My personal recommendation is to avoid applying essential oils to kids. Absolutely do not give essential oils to them internally.
If you want to use essential oils to calm a child, perhaps the safest way to do this is highly diluted in a water-based aromatherapy diffuser for brief periods at a time, and never in a tiny, enclosed room. Use common sense — if you your child has asthma, even a diffuser could be a problem. Talk to your doctor first and research as much as you can.
Myth 12: Essential Oils Are Safe for Pets
Never, ever, ever put essential oils on your pets, even diluted. You could kill them.
Cats are especially sensitive to essential oils, and even using a diffuser could be irritating to your animals.
According to the Atlantic Institute of Aromatherapy Injury Report of 2016, one person lost both dogs after applying essential oils of penny royal, eucalyptus, and citronella to ward off fleas.
Better to be safe than sorry: My recommendation is to never use essential oils with pets, and if you use an aromatherapy diffuser, use it sparingly in an open room so your animals can move elsewhere if it bothers them.

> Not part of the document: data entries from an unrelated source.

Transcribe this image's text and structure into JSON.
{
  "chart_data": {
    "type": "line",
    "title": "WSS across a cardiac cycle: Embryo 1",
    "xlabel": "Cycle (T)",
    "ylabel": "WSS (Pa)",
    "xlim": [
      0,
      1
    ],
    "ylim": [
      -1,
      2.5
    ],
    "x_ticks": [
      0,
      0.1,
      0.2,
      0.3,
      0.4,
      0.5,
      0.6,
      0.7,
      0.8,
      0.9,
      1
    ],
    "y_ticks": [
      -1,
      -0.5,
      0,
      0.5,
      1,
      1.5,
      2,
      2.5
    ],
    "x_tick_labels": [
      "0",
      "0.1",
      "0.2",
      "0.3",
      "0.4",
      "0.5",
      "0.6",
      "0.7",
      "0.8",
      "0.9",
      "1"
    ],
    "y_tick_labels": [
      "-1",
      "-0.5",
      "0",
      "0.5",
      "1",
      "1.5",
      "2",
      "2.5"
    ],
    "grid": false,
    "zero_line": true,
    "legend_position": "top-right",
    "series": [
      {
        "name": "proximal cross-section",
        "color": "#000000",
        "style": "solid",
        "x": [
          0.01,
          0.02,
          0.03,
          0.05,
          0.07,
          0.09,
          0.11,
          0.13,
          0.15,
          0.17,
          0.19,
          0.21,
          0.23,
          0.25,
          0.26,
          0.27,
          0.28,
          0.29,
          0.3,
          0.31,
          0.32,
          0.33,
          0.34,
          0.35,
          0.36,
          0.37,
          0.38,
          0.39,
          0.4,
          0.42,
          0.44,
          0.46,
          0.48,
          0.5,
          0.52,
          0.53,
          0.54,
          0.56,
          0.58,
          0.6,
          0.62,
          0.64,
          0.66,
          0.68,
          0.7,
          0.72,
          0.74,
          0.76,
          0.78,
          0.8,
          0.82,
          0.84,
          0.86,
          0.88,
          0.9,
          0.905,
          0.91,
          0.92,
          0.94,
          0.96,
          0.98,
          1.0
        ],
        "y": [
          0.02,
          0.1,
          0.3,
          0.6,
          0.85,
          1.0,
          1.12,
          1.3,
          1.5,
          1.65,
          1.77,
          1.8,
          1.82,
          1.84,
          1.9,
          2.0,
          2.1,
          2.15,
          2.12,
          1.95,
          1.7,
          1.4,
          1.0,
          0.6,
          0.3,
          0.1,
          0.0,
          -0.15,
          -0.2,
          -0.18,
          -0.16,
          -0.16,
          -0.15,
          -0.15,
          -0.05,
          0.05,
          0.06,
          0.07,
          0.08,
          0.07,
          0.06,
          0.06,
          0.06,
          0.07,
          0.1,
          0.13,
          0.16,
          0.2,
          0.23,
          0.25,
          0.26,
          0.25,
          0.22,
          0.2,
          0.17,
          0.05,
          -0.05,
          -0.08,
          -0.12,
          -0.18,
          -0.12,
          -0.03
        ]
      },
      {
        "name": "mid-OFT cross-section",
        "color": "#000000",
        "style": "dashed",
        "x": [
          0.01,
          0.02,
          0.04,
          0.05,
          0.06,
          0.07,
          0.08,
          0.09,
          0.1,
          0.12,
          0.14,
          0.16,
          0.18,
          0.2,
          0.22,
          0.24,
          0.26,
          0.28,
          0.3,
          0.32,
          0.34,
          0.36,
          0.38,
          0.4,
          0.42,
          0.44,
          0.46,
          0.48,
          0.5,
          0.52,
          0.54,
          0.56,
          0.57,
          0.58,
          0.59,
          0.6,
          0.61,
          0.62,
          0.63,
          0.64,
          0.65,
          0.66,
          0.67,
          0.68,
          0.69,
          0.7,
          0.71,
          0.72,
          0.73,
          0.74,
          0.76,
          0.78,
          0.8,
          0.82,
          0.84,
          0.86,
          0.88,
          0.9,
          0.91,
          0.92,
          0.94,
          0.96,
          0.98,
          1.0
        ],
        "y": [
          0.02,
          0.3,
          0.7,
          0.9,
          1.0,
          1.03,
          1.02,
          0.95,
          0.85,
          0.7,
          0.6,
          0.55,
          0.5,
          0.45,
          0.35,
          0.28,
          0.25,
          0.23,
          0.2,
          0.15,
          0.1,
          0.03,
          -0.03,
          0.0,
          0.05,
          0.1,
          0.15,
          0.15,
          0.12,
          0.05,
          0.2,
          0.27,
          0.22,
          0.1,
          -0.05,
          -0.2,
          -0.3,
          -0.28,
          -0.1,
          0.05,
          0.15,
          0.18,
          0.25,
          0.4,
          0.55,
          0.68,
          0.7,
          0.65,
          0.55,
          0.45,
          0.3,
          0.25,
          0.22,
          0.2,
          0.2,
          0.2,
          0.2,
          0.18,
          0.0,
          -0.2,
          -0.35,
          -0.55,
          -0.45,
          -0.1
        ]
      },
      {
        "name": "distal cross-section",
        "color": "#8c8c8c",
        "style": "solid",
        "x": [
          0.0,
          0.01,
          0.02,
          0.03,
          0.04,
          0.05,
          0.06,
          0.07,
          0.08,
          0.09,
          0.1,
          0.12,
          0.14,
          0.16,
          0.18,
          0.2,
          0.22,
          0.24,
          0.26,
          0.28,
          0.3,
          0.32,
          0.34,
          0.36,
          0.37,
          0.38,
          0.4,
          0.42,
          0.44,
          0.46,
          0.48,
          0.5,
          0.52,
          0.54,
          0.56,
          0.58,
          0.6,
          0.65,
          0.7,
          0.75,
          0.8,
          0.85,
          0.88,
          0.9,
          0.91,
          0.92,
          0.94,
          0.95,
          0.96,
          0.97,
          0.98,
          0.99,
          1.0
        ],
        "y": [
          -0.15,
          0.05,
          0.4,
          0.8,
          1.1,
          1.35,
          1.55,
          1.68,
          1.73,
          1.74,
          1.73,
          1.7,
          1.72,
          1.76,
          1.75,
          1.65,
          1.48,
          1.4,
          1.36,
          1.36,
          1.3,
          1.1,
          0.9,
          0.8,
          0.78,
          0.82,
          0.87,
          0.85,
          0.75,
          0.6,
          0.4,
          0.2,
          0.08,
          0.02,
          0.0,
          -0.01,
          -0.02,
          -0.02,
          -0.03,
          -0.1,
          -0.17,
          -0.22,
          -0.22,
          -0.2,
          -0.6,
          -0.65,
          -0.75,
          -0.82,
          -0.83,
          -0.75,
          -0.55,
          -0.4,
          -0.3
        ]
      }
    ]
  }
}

How to Be Safer Using Essential Oils
Given all the bad news about essential oils, you may be wondering if it is safe to use them at all. Yes, essential oils can be safe, provided they are used properly. Do as much self-education as you can, and avoid listening to hyped up sales pitches. Essential oils aren’t this magical elixir that can cure everything without potential risk.
If you need to consult with someone over the use of essential oils, try to find a Certified Aromatherapy Professional with at least 200 hours of training, or a Clinically Trained Aromatherapy Professional with 400 or more training hours.
Consider also: If you need healing benefits from a particular plant, try using the herb form instead of the essential oil. You will also get the benefits of phytochemicals and other substances in the whole plant that aren’t included in the “pure” essential oil.
Herbs may not be as glamorous, and they usually don’t smell as good, but they can be safer. Of course, they can have side effects too, so always educate yourself before medicating yourself.